As grandiose as this statement sounds, it is fairly accurate. By the time you are done this lab, you have probably done about 75% of what makes embedded difficult. Just to blink an LED on an MSP430, you need to understand:
- The WatchDog Timer and its role in the processor
- Initialization of the Clocks
- Initialization of the GPIO
- How to set the state of a GPIO Pin
- How to implement delays
- How to poll the status of a pin
- and more...
All of this just to do something a cheap 10 cent widget from a dollar store can do; and you are going to use about $30.00 in microcontrollers to do it.
By the end of this lab, you will be able to:
- Initialize the WDT and Clock on the microcontroller
- Initialize and Control the GPIO on all development boards
- Blink the LED's on board the Development platforms
- Blink LED's external to the development boards
- Control the status of an LED from a Button using Polling
- Use the MSP430G2553 in a breadboard and blink LEDS without the development platform.
This seems like a lot to do, but you have a ton of materials available to you to do this and is one of the most fundamental projects in the embedded world.
Since GITHUB likes to alphabetize files, you need to perform the exercises in the following order:
- Simple Blink
- Multiple Blink
- Button Blink
- Off_Board Blink
By the end of the lab, you will need to provide at a minimum well documented main.c files for EACH of the 5 development platforms with accompanying README files which explain exactly how to implement your code. The reason I say minimum is because there are going to be some recommended further practice that is not mandatory, but heavily recommended, especially if you are finishing this lab in only a couple hours.
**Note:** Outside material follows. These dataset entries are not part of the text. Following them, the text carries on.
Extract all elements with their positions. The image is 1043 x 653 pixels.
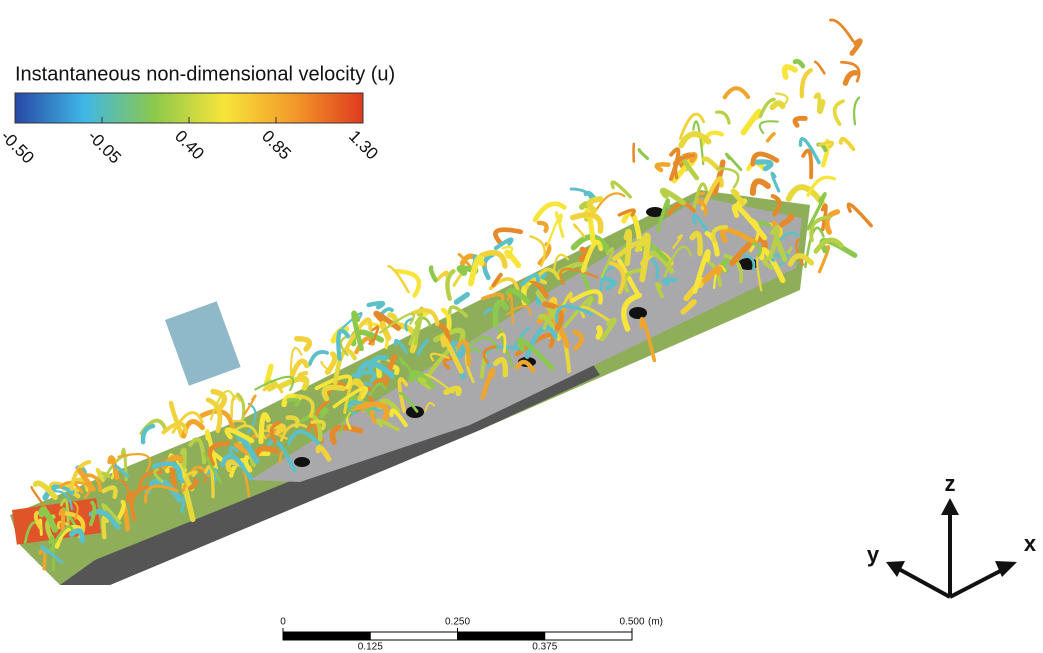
arrow-head (995, 561, 1017, 577)
vortex (143, 426, 153, 442)
figure: Instantaneous non-dimensional velocity (… (0, 0, 1043, 653)
vortex (831, 20, 853, 41)
vortex (772, 173, 779, 191)
vortex (598, 328, 600, 337)
x-axis (950, 568, 1006, 597)
vortex (726, 154, 741, 170)
scale-unit: (m) (648, 617, 663, 628)
colorbar-ticks: -0.50 -0.05 0.40 0.85 1.30 (0, 117, 382, 167)
vortex (507, 252, 518, 265)
vortex (848, 204, 871, 225)
vortex (245, 396, 256, 415)
scale-segment (458, 632, 545, 640)
vortex (841, 139, 853, 149)
vortex (789, 187, 823, 203)
vortex (626, 232, 629, 264)
colorbar-tick-label: -0.50 (0, 127, 38, 168)
vortex (803, 151, 811, 178)
island-structure (165, 301, 241, 386)
z-label: z (945, 471, 956, 496)
vortex (431, 268, 436, 281)
vortex (531, 236, 545, 266)
vortex (297, 339, 310, 349)
deck-marker (629, 307, 647, 319)
scale-label: 0.375 (532, 642, 557, 653)
vortex (717, 112, 729, 123)
vortex (753, 181, 768, 193)
vortex (369, 303, 383, 307)
x-label: x (1024, 531, 1037, 556)
colorbar-tick-label: 1.30 (345, 127, 382, 164)
vortex (725, 88, 748, 97)
vortex (232, 396, 240, 416)
vortex (456, 295, 467, 303)
colorbar-tick-label: 0.85 (258, 127, 295, 164)
vortex (423, 318, 430, 326)
vortex (852, 41, 860, 54)
vortex (795, 61, 803, 66)
vortex (820, 102, 823, 111)
vortex (768, 134, 774, 141)
vortex (772, 103, 782, 107)
vortex (835, 101, 844, 124)
vortex (657, 164, 669, 170)
vortex (815, 62, 824, 73)
scale-segment (370, 632, 457, 640)
colorbar-title: Instantaneous non-dimensional velocity (… (15, 63, 395, 85)
vortex (574, 224, 584, 236)
vortex (310, 352, 327, 364)
vortex (760, 121, 778, 133)
colorbar-tick-label: -0.05 (84, 127, 125, 168)
vortex (802, 70, 811, 96)
vortex (743, 112, 759, 133)
scale-label: 0.500 (619, 617, 644, 628)
vortex (854, 98, 859, 125)
deck-marker (294, 457, 310, 467)
vortex (539, 223, 547, 231)
y-label: y (867, 542, 880, 567)
vortex (785, 67, 796, 77)
scale-segment (545, 632, 632, 640)
vortex (795, 118, 805, 125)
scale-label: 0.125 (358, 642, 383, 653)
vortex (438, 272, 447, 279)
vortex (827, 212, 838, 232)
scale-label: 0 (280, 617, 286, 628)
colorbar-tick-label: 0.40 (171, 127, 208, 164)
axis-triad (886, 498, 1017, 597)
vortex (208, 400, 220, 431)
vortex (471, 258, 482, 284)
arrow-head (941, 498, 959, 515)
scale-label: 0.250 (445, 617, 470, 628)
scale-segment (283, 632, 370, 640)
y-axis (897, 568, 950, 597)
scale-bar: 0 0.250 0.500 (m) 0.125 0.375 (280, 617, 663, 653)
vortex (639, 150, 648, 159)
vortex (845, 73, 856, 83)
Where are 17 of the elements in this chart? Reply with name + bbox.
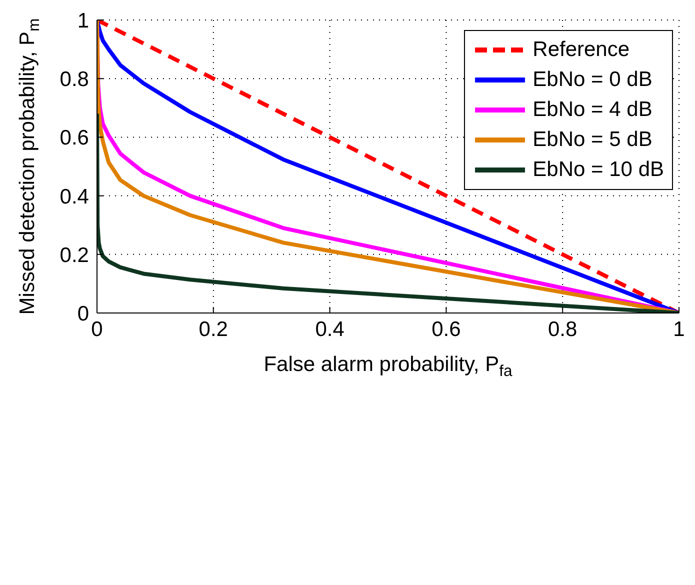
legend-label: EbNo = 0 dB — [532, 68, 652, 92]
x-tick-label: 0.2 — [198, 318, 228, 341]
y-tick-label: 0.4 — [60, 185, 90, 208]
x-tick-label: 0.8 — [548, 318, 578, 341]
x-tick-label: 0.6 — [432, 318, 461, 341]
legend-label: Reference — [532, 38, 630, 62]
y-tick-label: 0 — [77, 302, 89, 326]
y-tick-label: 1 — [77, 9, 89, 32]
x-tick-label: 0.4 — [315, 318, 345, 341]
y-tick-label: 0.2 — [60, 244, 89, 267]
y-tick-label: 0.6 — [60, 126, 89, 150]
legend-label: EbNo = 4 dB — [532, 98, 652, 122]
y-tick-label: 0.8 — [60, 68, 89, 92]
legend-label: EbNo = 5 dB — [532, 128, 652, 152]
legend-label: EbNo = 10 dB — [532, 158, 664, 182]
x-tick-label: 1 — [673, 318, 685, 341]
x-axis-title: False alarm probability, P$_{fa}$ — [264, 353, 512, 380]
So come Milestone time, I should see 4 folders in your repository with the following titles:
- Simple Blink
- Multiple Blink
- Button Blink
- Off_Board Blink
each with the .c and README files for each board. The .c and README files should include the minimum amount of work as well as any extra work that you have done. Each processor should have its project saved in its own folder in each part of the assignment, however you only need one README per part of the assignment.
Since most of these projects will have just a simple main.c file, you do not need to generate 20 README files. Instead, unless you go for a more advanced implementation of the exercises, you just need 1 README per exercise folder. "But how do I make a README with all of the processors included?" Well now we are getting somewhere. You should talk about the general form of your code as it should be very similar for each processor, but you should highlight what the differences are between each processor. For example, do the clocks need to be initialized differently? As another step forward, you could take that information and somehow make it where your code would work on any of the processors without the need to change it between projects.
You may find yourself by the end of this lab not having generated any header files, which in this case, ignore this section. If you have generated more than just a main.c you most likely have yourself a .h file or two. Remember from the first lab that any header files or libraries that you generate need to have their own README.md which tell the user what dependencies there are, how to install them into their projects, etc.
Since you will most likely be using pre-made code to make most of your code, so what I am going to require you to do is comment each line of code and what it is doing. If you are using code from TI themselves, it will most likely have some of the comments there. But I want you to use your own words when writing these comments. Dive into the datasheets, look into the MSP430.h file to see what registers are being manipulated and tell me why you need to configure them.